Hapus Kemiskinan Ekstrem, BKKBN Provinsi Diminta Kawal Pemutakhiran Data PK-21 Tahun 2022

Hapus Kemiskinan Ekstrem, BKKBN Provinsi Diminta Kawal Pemutakhiran Data PK-21 Tahun 2022 Kredit Foto: Sufri Yuliardi
Warta Ekonomi, Jakarta -

Badan Kependudukan dan Keluarga Berencana Nasional (BKKBN) Pusat meminta seluruh kepala perwakilan BKKBN provinsi untuk mengawal proses pemutakhiran hasil Pendataan Keluarga tahun 2021 (PK-21) tahun 2022. Hasil Pemutakhiran PK-21 tahun 2022 akan digunakan untuk upaya percepatan penghapusan kemiskinan ekstrem.

“Kami meminta kawan-kawan di perwakilan (BNKKBN) provinsi untuk mengawal dan memantau di lapangan. Pastikan agar proses pemutakhiran PK-21 tahun 2022 ini betul-betul dilaksanakan dengan sebaik mungkin. Artinya PLKB mengawal para kader yang sebagai enumerator. Sebagai kader pendata melakukan observasi, wawancara dengan apa adanya sehingga menghasilkan data yang valid,” kata Deputi bidang Advokasi, Penggerakan, dan Informasil (Adpin) BKKBN, Sukaryo Teguh Santoso, Jumat (30/09/2022) di Jakarta.

Baca Juga: Percepat Penghapusan Kemiskinan Ekstrem, BKKBN Mutakhirkan 39 Juta Data Keluarga

BKKBN saat ini tengah melakukan Pemutakhiran Data PK-21 tahun 2022 yang sudah dimulai sejak 1 September dan akan berakhir pada 31 Oktober 2022 mendatang. Hasil Pemutakhiran PK-21 tahun 2022 ini nantinya akan digunakan untuk upaya percepatan penurunan stunting dan pensasaran penghapusan kemiskinan ekstrem.

Teguh berharap,  Pemutakhiran PK-21 tahun 2022 dapat berjalan dengan baik hingga tahap akhir sehingga pada Desember 2022 data tersebut sudah bisa digunakan untuk kemudian diserahkan kepada Tim Nasional Percepatan Penanggulangan Kemiskinan (TNP2K) Sekretariat Wakil Presiden dan Kementerian Koordinator bidang Pembangunan Manusia dan Kebudayaan (Kemenko PMK) untuk lebih menajamkan sasaran yakni penduduk dengan miskin ektrem.

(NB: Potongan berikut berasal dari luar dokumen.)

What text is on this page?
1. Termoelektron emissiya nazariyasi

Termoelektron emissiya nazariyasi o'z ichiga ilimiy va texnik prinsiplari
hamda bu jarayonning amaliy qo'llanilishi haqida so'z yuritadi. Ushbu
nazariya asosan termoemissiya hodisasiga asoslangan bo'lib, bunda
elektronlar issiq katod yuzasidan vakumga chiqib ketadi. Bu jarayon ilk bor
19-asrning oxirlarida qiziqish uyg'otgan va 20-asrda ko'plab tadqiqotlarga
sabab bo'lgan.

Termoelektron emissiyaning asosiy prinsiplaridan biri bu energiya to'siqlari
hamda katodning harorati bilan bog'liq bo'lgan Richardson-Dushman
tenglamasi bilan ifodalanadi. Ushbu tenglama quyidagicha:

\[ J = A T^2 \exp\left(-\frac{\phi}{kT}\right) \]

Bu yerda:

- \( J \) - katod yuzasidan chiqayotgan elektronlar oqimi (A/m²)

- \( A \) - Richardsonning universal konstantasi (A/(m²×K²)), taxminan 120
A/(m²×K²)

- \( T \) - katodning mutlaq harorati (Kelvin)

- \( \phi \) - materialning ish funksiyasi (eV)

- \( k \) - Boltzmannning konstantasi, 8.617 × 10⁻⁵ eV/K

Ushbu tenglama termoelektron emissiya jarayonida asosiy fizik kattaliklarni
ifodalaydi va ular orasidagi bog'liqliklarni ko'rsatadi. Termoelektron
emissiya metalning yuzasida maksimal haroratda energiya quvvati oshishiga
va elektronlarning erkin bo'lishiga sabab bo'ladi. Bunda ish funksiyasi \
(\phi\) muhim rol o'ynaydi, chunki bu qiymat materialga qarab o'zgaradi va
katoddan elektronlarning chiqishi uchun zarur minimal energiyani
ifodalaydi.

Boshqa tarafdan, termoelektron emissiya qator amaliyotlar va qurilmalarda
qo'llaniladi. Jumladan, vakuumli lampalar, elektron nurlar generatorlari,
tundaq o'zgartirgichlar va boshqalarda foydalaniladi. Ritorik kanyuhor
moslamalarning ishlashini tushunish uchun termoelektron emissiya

Menurut Teguh, melalui pemutakhiran PK-22 ini diharapkan dapat membantu pemerintah dalam upaya percepatan penghapusan kemiskinan ektrem.

“2024 diharapkan miskin ektrem di Indonesia itu nol. Karena pemutakhiran data keluarga ini tujuan utamanya untuk menyiapkan data bagi BKKBN untuk mengukur kinerja utama ada TFR, CPR, unmet need, UKP termasuk IBangga. Selain itu pemutakhiran PK tahun ini untuk kepentingan percepatan penurunan stunting plus mendukung kebijakan percepatan penghapusan kemiskinan ekstrem,” kata Teguh.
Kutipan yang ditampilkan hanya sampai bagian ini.